For more discerning viewers, the sensationalist speculations had the hallmark features of another wild-eyed smear-job. All hype and no substance, just as in many other previous attempts by the Western media to blacken the Russian leader's reputation -- based on nothing else but prejudice and innuendo. Recall the downing of Malaysian airliner MH17 and Putin's "gunslinger walk" as but two such tawdry episodes.
Despite the convoluted hype, the Russian leader was not even named in the latest files leaked from the Panama-based law firm, Mossack-Fonseca. The firm specializes in setting up shell companies for rich clients in overseas jurisdictions, thus helping these clients evade tax in their home countries.
Western media outlets predictably leapt to racy implications about Putin because, among the thousands of clients named, some apparently had a personal friendship with the Russian president. The Kremlin dismissed the speculation of financial impropriety as "more fibs" that the Western media periodically indulges in in order to smear Putin.
Turns out, however, that the seeming attempt at smear has gone awry, and instead has backfired badly, with gooey egg running off the face of British Prime Minister David Cameron.
Those territories include British Virgin Islands, the Bahamas, Cayman Islands, Guernsey and the Isle of Man. In this way, Britain's rich elite, banks and other corporations could save billions of pounds from paying taxes to the British government.

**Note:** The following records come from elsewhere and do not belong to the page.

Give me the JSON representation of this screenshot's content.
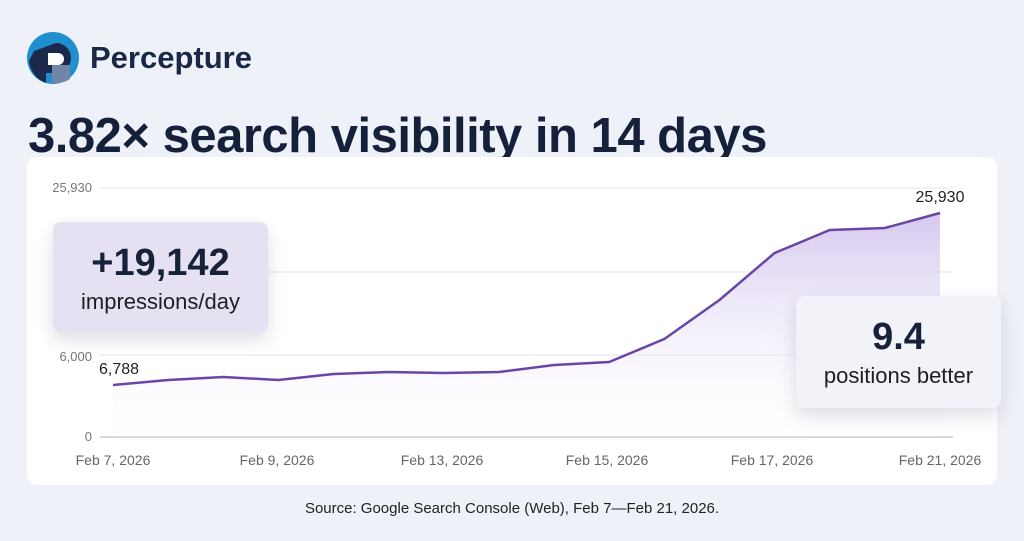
{
  "brand": {
    "name": "Percepture",
    "logo_icon": "percepture-logo-icon"
  },
  "headline": "3.82× search visibility in 14 days",
  "callouts": [
    {
      "value": "+19,142",
      "label": "impressions/day"
    },
    {
      "value": "9.4",
      "label": "positions better"
    }
  ],
  "source": "Source: Google Search Console (Web), Feb 7—Feb 21, 2026.",
  "chart_data": {
    "type": "area",
    "title": "",
    "xlabel": "",
    "ylabel": "",
    "x_tick_labels": [
      "Feb 7, 2026",
      "Feb 9, 2026",
      "Feb 13, 2026",
      "Feb 15, 2026",
      "Feb 17, 2026",
      "Feb 21, 2026"
    ],
    "y_tick_labels": [
      "25,930",
      "6,000",
      "0"
    ],
    "values": [
      6788,
      7344,
      7678,
      7344,
      8012,
      8235,
      8124,
      8235,
      9014,
      9348,
      11907,
      16248,
      21479,
      24039,
      24261,
      25930
    ],
    "data_labels": {
      "first": "6,788",
      "last": "25,930"
    },
    "grid": true,
    "line_color": "#6a45a8",
    "fill_color": "#dcd0f0"
  }
}
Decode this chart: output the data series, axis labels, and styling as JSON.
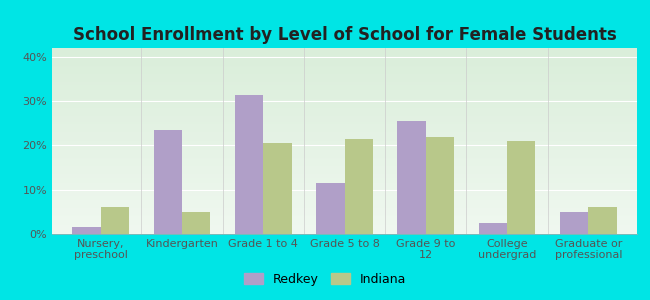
{
  "title": "School Enrollment by Level of School for Female Students",
  "categories": [
    "Nursery,\npreschool",
    "Kindergarten",
    "Grade 1 to 4",
    "Grade 5 to 8",
    "Grade 9 to\n12",
    "College\nundergrad",
    "Graduate or\nprofessional"
  ],
  "redkey_values": [
    1.5,
    23.5,
    31.5,
    11.5,
    25.5,
    2.5,
    5.0
  ],
  "indiana_values": [
    6.0,
    5.0,
    20.5,
    21.5,
    22.0,
    21.0,
    6.0
  ],
  "redkey_color": "#b09fc8",
  "indiana_color": "#b8c88a",
  "background_color": "#00e5e5",
  "plot_bg_top": "#daeeda",
  "plot_bg_bottom": "#f0f8f0",
  "ylim": [
    0,
    42
  ],
  "yticks": [
    0,
    10,
    20,
    30,
    40
  ],
  "ytick_labels": [
    "0%",
    "10%",
    "20%",
    "30%",
    "40%"
  ],
  "legend_labels": [
    "Redkey",
    "Indiana"
  ],
  "bar_width": 0.35,
  "title_fontsize": 12,
  "tick_fontsize": 8,
  "legend_fontsize": 9
}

Amazingly, perhaps, these rich men's financial tricks are not considered illegal by the authorities. Although, most people would at least discern them to be unethical practice.
Premier David Cameron this week denied having any shares or trusts in overseas tax havens, and he claimed that his sole assets included his salary, savings and a family home. However, Cameron has been coy about answering directly the issue of whether he may have benefited from his father's wheeling and dealing.

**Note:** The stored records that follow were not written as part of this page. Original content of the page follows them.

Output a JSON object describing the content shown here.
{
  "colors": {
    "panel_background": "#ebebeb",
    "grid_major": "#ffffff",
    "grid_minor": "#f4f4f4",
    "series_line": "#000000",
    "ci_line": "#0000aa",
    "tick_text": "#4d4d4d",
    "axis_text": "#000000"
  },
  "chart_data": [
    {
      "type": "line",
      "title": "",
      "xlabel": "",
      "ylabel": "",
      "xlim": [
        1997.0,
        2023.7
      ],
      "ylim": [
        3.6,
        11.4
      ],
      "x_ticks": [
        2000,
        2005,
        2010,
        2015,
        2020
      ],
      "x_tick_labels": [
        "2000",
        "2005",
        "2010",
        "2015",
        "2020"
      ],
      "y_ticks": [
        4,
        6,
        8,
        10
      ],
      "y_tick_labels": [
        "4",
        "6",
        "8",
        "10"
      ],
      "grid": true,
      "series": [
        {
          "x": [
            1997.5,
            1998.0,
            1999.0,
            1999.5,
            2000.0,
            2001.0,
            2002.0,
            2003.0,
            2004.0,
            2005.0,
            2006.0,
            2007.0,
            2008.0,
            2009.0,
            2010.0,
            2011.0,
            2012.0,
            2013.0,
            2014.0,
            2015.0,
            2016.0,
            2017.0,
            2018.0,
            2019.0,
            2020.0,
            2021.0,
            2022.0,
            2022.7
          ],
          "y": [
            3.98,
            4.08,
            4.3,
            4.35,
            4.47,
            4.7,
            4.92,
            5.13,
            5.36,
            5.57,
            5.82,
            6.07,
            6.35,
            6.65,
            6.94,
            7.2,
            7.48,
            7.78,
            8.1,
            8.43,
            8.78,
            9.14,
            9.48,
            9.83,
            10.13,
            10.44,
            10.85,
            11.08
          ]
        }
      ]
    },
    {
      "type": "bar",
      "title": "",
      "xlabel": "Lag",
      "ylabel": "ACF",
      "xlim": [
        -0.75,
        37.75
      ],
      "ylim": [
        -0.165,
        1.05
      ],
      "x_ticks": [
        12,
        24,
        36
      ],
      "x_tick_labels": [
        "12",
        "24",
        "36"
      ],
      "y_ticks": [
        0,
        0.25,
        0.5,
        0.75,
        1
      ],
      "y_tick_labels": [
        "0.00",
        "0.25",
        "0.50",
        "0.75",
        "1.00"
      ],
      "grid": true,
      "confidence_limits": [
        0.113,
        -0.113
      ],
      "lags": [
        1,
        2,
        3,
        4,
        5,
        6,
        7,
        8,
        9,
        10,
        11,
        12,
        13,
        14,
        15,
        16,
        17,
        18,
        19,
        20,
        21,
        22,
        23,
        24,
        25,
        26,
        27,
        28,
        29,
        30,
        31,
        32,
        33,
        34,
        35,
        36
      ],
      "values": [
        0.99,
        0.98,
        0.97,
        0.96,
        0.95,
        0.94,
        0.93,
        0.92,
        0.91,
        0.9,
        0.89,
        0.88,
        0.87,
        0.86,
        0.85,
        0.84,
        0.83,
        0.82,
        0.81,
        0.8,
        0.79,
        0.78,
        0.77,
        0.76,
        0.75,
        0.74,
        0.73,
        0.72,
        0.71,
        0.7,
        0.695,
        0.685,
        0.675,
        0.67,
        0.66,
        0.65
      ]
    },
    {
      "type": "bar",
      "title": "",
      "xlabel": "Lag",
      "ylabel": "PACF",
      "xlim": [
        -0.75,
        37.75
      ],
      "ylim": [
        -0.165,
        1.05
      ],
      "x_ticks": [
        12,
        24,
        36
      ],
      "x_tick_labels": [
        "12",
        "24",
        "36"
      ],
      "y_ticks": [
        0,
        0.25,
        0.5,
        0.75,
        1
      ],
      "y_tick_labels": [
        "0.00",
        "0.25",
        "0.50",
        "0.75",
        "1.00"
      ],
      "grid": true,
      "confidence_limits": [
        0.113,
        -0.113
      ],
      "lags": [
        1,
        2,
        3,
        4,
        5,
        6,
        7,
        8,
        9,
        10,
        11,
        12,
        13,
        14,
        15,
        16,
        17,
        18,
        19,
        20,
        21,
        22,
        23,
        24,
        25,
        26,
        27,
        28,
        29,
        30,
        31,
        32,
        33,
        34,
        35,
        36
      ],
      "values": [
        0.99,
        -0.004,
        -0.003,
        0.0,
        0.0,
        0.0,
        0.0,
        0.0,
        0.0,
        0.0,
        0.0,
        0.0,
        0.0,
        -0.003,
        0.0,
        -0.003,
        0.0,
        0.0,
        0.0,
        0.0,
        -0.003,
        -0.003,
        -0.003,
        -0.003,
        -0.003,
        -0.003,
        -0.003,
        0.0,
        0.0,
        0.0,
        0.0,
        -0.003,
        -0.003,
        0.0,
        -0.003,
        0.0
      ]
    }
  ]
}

When Cameron's father, Ian, died in 2010, his personal estate was reportedly valued to be the equivalent of $5 million, of which his son inherited $500,000. It was the same year that David Cameron was elected prime minister as leader of the Conservative Party.

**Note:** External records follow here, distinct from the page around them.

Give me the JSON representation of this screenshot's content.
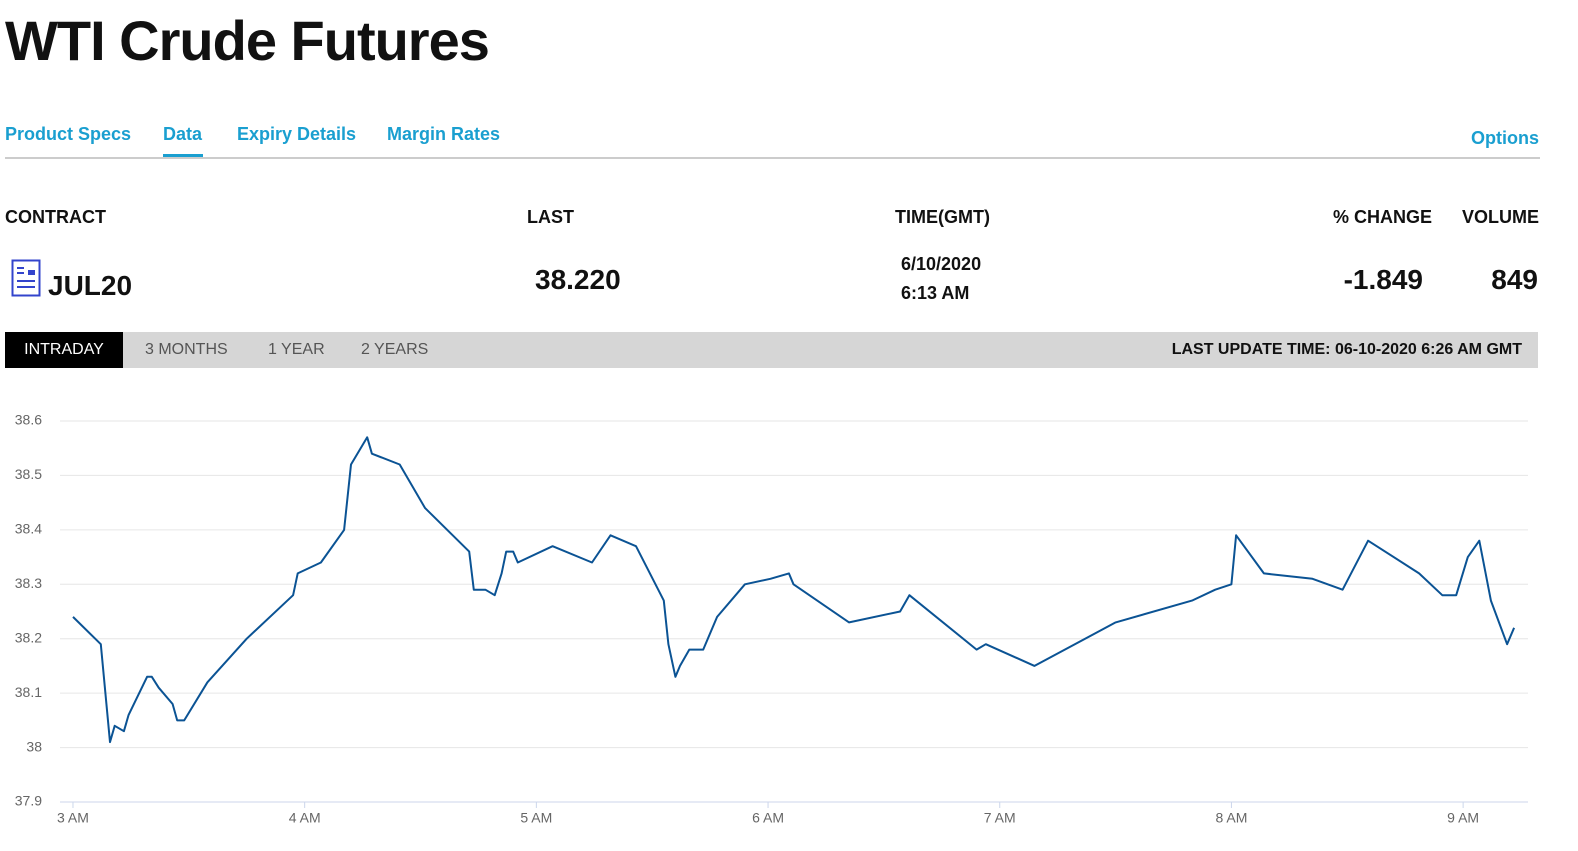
{
  "header": {
    "title": "WTI Crude Futures"
  },
  "tabs": [
    "Product Specs",
    "Data",
    "Expiry Details",
    "Margin Rates"
  ],
  "options": "Options",
  "contract_table": {
    "headers": [
      "CONTRACT",
      "LAST",
      "TIME(GMT)",
      "% CHANGE",
      "VOLUME"
    ],
    "row": {
      "contract": "JUL20",
      "last": "38.220",
      "date": "6/10/2020",
      "time": "6:13 AM",
      "change": "-1.849",
      "volume": "849"
    }
  },
  "range_tabs": [
    "INTRADAY",
    "3 MONTHS",
    "1 YEAR",
    "2 YEARS"
  ],
  "last_update": "LAST UPDATE TIME: 06-10-2020 6:26 AM GMT",
  "chart_data": {
    "type": "line",
    "color": "#0b5394",
    "grid": true,
    "x": [
      3.0,
      3.12,
      3.16,
      3.18,
      3.22,
      3.24,
      3.32,
      3.34,
      3.37,
      3.43,
      3.45,
      3.48,
      3.58,
      3.75,
      3.95,
      3.97,
      4.07,
      4.17,
      4.2,
      4.27,
      4.29,
      4.41,
      4.52,
      4.71,
      4.73,
      4.78,
      4.82,
      4.85,
      4.87,
      4.9,
      4.92,
      5.07,
      5.24,
      5.32,
      5.43,
      5.55,
      5.57,
      5.6,
      5.62,
      5.66,
      5.72,
      5.78,
      5.9,
      6.01,
      6.09,
      6.11,
      6.35,
      6.57,
      6.61,
      6.9,
      6.94,
      7.15,
      7.5,
      7.83,
      7.93,
      8.0,
      8.02,
      8.14,
      8.35,
      8.48,
      8.59,
      8.81,
      8.91,
      8.97,
      9.02,
      9.07,
      9.12,
      9.19,
      9.22
    ],
    "values": [
      38.24,
      38.19,
      38.01,
      38.04,
      38.03,
      38.06,
      38.13,
      38.13,
      38.11,
      38.08,
      38.05,
      38.05,
      38.12,
      38.2,
      38.28,
      38.32,
      38.34,
      38.4,
      38.52,
      38.57,
      38.54,
      38.52,
      38.44,
      38.36,
      38.29,
      38.29,
      38.28,
      38.32,
      38.36,
      38.36,
      38.34,
      38.37,
      38.34,
      38.39,
      38.37,
      38.27,
      38.19,
      38.13,
      38.15,
      38.18,
      38.18,
      38.24,
      38.3,
      38.31,
      38.32,
      38.3,
      38.23,
      38.25,
      38.28,
      38.18,
      38.19,
      38.15,
      38.23,
      38.27,
      38.29,
      38.3,
      38.39,
      38.32,
      38.31,
      38.29,
      38.38,
      38.32,
      38.28,
      38.28,
      38.35,
      38.38,
      38.27,
      38.19,
      38.22
    ],
    "xlim": [
      2.944,
      9.28
    ],
    "xticks": [
      {
        "value": 3,
        "label": "3 AM"
      },
      {
        "value": 4,
        "label": "4 AM"
      },
      {
        "value": 5,
        "label": "5 AM"
      },
      {
        "value": 6,
        "label": "6 AM"
      },
      {
        "value": 7,
        "label": "7 AM"
      },
      {
        "value": 8,
        "label": "8 AM"
      },
      {
        "value": 9,
        "label": "9 AM"
      }
    ],
    "ylim": [
      37.9,
      38.6
    ],
    "yticks": [
      37.9,
      38,
      38.1,
      38.2,
      38.3,
      38.4,
      38.5,
      38.6
    ]
  }
}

Thus, it would seem self-evident that the British prime minister has indeed gained from the proceeds of tax avoidance through his late father's legacy. While strictly not illegal, nevertheless such a connection has politically foul whiff about it.
This scandal is not only confined to the occupant of 10 Downing Street. Several other senior members of his own party, including former ministers, have been named in the Panama Papers as patrons of tax-dodging shell companies.
What is amusing in all this is that yet another lame bid to slander the Russian president has ended up boomeranging on the heads of Western governments, and Britain in particular.
Iceland's prime minister Sigmundur David Gunnlaugsson has been forced out of office by widespread public anger over his involvement in alleged financial misconduct. Some 70 other world leaders and high public officials have also been singled out in the Panama Papers as having holdings in offshore firms.
With over 11 million files having been leaked, the financial dirt is bound to keep on mounting for weeks to come.
The heat is certainly growing under the feet of Britain's David Cameron and others members of his Tory government.